For all my adult life I have had a cooperative metabolism. Coupled with a fairly active lifestyle my good ol’ metabolism has allowed me to eat and drink to excess and not worry about buttons popping off of shirts, belts reaching their final holes, watch straps acting like tourniquets or collars slowly strangling me.
That’s not to say that my physical appearance hasn’t change over the years. I’ve certainly thickened, but this has been a function of aging, maturing and growing out of my gangly teenage self. But it’s been slow.
Over the past twenty plus years my trouser waist band has crawled its way from 32 inches up to a respectable 34 inch span. My neck measurement has gone from a scrawny 15 inches to a marginally more acceptable 16 ½ inches. Through time, my suits have gone from a 40 to a 42 Tall and generally speaking I have been pretty happy with the changes. My metabolism has kept me reasonably trim and fit looking, and saved me hundreds, perhaps thousands, of dollars in wardrobe replacement costs.

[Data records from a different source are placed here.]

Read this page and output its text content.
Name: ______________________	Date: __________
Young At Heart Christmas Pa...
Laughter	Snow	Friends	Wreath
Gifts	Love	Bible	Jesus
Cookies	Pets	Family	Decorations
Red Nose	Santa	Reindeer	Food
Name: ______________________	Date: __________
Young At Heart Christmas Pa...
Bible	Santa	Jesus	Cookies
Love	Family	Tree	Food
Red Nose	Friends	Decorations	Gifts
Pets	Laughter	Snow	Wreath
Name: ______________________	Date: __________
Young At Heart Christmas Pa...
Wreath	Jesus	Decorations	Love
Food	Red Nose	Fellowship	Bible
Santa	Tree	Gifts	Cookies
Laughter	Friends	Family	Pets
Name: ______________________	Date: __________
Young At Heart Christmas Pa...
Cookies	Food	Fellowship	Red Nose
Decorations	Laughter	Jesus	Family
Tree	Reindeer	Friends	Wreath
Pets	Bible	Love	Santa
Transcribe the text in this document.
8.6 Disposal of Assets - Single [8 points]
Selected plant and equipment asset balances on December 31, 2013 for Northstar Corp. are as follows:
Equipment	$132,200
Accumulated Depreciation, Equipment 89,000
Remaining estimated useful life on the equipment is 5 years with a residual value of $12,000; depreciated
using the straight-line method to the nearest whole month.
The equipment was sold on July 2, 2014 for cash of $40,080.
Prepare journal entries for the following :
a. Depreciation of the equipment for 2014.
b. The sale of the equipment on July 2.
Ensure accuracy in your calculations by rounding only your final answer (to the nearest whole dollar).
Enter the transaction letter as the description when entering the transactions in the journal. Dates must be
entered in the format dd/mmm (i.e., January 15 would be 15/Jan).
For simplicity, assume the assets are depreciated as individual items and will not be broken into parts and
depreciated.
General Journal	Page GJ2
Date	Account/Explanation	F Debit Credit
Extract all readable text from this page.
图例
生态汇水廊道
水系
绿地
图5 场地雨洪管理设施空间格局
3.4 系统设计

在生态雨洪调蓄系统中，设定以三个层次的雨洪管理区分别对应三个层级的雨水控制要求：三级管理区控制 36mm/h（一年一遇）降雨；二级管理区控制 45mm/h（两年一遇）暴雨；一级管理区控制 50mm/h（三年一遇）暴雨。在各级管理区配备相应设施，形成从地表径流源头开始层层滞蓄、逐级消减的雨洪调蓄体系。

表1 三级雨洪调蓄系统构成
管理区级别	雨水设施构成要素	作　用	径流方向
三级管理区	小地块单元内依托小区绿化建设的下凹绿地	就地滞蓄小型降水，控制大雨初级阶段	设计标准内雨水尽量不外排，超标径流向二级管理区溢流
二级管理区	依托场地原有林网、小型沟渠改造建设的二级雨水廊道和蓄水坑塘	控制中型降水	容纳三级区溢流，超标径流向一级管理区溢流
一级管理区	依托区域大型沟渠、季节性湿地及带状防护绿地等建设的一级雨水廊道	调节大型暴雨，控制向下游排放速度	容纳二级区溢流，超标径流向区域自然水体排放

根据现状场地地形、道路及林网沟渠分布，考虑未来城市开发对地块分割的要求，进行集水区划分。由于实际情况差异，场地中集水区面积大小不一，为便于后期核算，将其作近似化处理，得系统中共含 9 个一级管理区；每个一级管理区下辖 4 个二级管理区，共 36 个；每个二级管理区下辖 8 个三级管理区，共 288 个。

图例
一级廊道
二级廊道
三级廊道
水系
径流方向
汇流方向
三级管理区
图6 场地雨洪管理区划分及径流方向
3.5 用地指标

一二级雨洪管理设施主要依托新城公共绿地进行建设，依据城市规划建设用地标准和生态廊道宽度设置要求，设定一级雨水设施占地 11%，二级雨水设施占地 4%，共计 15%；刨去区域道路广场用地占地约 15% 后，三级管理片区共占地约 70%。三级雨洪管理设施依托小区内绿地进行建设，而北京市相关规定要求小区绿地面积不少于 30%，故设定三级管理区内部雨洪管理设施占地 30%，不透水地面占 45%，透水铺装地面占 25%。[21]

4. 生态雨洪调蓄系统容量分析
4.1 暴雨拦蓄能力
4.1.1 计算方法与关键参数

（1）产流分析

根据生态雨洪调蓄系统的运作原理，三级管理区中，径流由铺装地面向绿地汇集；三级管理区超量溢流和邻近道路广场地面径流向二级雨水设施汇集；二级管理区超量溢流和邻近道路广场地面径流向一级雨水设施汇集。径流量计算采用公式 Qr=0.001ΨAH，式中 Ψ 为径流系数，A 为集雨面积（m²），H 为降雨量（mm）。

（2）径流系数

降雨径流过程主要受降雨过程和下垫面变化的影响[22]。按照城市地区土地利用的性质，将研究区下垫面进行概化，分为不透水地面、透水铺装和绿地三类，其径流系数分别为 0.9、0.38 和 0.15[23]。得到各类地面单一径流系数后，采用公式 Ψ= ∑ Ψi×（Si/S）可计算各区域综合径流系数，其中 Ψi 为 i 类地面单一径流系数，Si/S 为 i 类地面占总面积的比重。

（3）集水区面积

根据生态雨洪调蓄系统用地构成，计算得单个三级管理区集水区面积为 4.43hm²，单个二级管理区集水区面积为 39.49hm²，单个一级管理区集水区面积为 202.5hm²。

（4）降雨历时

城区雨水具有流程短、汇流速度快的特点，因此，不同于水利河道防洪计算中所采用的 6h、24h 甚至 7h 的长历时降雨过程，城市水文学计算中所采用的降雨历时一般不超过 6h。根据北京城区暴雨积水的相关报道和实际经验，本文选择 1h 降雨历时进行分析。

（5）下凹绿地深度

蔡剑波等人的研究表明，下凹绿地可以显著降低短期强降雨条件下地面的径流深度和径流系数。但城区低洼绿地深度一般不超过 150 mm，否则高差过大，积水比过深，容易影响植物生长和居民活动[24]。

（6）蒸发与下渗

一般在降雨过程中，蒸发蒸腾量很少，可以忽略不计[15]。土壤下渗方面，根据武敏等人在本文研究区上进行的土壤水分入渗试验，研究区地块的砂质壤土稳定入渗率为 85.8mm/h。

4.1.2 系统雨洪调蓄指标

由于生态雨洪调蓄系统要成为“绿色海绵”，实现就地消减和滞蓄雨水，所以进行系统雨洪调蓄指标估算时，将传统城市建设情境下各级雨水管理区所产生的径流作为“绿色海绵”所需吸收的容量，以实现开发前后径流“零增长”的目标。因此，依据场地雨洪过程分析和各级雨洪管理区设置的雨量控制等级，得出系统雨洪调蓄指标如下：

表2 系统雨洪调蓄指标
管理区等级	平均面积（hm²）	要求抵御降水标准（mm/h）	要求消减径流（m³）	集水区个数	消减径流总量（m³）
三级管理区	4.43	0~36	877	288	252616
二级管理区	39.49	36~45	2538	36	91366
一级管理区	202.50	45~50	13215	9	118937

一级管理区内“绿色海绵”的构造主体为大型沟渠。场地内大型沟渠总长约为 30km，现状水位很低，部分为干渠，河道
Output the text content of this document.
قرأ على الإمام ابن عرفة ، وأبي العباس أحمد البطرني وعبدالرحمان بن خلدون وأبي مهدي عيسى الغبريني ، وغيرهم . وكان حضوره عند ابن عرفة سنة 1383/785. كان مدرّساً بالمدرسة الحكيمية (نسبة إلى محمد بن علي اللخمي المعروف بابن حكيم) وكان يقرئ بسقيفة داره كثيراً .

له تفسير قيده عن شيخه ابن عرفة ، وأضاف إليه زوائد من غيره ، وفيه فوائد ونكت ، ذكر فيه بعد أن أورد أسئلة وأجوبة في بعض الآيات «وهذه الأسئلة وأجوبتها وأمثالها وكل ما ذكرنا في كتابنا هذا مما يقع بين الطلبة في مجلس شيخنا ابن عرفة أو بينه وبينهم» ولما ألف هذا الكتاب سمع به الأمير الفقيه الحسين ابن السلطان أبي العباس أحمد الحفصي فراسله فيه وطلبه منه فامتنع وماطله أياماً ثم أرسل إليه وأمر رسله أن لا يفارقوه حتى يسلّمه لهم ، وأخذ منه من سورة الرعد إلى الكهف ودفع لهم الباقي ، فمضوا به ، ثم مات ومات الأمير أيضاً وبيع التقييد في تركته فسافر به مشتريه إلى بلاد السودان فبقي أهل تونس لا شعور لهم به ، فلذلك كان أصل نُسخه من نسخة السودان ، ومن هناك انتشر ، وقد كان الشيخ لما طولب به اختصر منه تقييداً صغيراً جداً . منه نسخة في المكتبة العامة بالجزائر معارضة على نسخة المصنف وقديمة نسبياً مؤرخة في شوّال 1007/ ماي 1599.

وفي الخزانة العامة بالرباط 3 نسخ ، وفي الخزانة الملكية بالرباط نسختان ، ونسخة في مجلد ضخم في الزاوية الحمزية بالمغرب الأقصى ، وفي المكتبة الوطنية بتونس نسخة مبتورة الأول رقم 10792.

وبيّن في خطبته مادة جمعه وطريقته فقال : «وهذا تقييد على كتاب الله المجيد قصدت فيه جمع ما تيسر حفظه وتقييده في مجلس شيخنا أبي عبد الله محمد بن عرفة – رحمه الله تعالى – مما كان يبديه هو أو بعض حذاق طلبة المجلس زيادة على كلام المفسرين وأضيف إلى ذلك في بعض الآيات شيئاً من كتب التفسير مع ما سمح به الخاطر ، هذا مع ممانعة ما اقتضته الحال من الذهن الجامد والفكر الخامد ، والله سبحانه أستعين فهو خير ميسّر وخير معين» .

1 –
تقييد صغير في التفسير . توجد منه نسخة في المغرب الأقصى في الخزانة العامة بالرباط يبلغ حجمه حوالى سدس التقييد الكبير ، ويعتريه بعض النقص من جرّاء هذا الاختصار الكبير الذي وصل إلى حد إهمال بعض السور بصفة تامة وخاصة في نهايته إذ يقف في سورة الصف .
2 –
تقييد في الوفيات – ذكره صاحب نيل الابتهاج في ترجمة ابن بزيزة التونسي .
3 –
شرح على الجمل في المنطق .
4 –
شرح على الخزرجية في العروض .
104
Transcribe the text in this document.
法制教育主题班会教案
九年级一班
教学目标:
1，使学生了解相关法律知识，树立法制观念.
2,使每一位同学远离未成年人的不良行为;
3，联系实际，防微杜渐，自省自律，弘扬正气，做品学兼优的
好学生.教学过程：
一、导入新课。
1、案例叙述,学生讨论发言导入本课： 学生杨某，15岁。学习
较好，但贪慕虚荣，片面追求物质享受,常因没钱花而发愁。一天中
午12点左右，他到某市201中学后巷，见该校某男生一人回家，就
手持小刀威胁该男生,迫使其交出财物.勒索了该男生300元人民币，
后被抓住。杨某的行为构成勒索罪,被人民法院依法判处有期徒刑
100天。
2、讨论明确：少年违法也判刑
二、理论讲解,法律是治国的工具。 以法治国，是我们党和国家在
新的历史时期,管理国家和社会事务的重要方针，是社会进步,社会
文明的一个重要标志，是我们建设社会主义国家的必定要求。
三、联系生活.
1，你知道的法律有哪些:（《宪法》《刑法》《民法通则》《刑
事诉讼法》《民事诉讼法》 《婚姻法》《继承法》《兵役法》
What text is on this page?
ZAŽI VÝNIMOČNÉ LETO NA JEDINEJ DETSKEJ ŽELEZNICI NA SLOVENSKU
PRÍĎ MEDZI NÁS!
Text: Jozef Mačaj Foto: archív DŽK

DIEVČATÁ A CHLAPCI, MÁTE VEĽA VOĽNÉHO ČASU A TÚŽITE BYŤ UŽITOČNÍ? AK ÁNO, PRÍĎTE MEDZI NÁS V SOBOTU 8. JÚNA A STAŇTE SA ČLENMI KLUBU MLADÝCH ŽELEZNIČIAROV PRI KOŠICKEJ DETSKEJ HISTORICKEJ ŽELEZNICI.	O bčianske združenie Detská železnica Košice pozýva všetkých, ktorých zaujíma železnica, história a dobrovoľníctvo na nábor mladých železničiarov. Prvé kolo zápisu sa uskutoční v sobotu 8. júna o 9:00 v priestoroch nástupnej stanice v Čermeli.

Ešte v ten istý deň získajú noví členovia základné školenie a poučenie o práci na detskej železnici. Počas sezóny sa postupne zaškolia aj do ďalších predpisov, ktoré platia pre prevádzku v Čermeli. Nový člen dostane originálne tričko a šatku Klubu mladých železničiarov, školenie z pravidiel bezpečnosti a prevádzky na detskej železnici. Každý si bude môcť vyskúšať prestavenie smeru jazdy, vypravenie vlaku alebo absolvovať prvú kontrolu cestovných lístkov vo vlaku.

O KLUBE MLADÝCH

And then the paradigm shift.
It’s fitting that I don’t know exactly what is a paradigm shift. Because neither do I know why my Oh So reliable metabolism has abruptly changed its modus operendi.
What I do know is that overnight I have developed a paunch. Sometime between breakfast and lunch my pecs have turned into breasts and that before dinner my trousers became impossible to button up.
I feel betrayed.
And confused.
How did this happen?
I will admit to retiring from a long and satisfying career a short 10 months ago. But retirement hasn’t turned me somnambulant. I have remained active, walking my dog up to 6 km a day. Playing tennis (on occasion), running (jogging? stumbling?) regularly and taking over domestic responsibilities for the house. And let me tell you that cleaning, vacuuming, shopping and coordinating the myriad of details involved in home operations have increased the awe in which I hold my mother and wife and consumed more energy than I ever could have imagined.
And I’m pretty sure my caloric intake hasn’t increased…..that much. Or perhaps I hope my caloric intake hasn’t increased that much. After a couple of months of eating my way through the snack aisle of my local grocery store significant efforts have been made to ban chips, cookies and the like from all of our kitchen cupboards. Further, my alcohol consumption, frighteningly caloric, has been halved and much more closely monitored by She Who Must Be Obeyed.
Well perhaps the alcohol being halved is exaggerated, but everything else is true.
Balanced meals are the norm, and I have been pretty consistent in eating the veggies SWMBO puts on my plate.
But still I’m getting fat.
Previously unimaginable sympathies for the overweight have surfaced in my thinking. Packaging data on foodstuffs are being vociferously read. Structural integrity of furniture is being examined closely and springs and struts on my car being replaced.
Worst of all I have had to order new trousers, replacing all the constrictive pairs I have lived with for years. With much looser waist bands.
This new state-of-affairs is going to force me to make a bucket full of unanticipated decisions. Do I, for example, buy a new belt that goes over, under or across my brand new pot belly?
When, I have to wonder, will this alarming and expanding trend cease?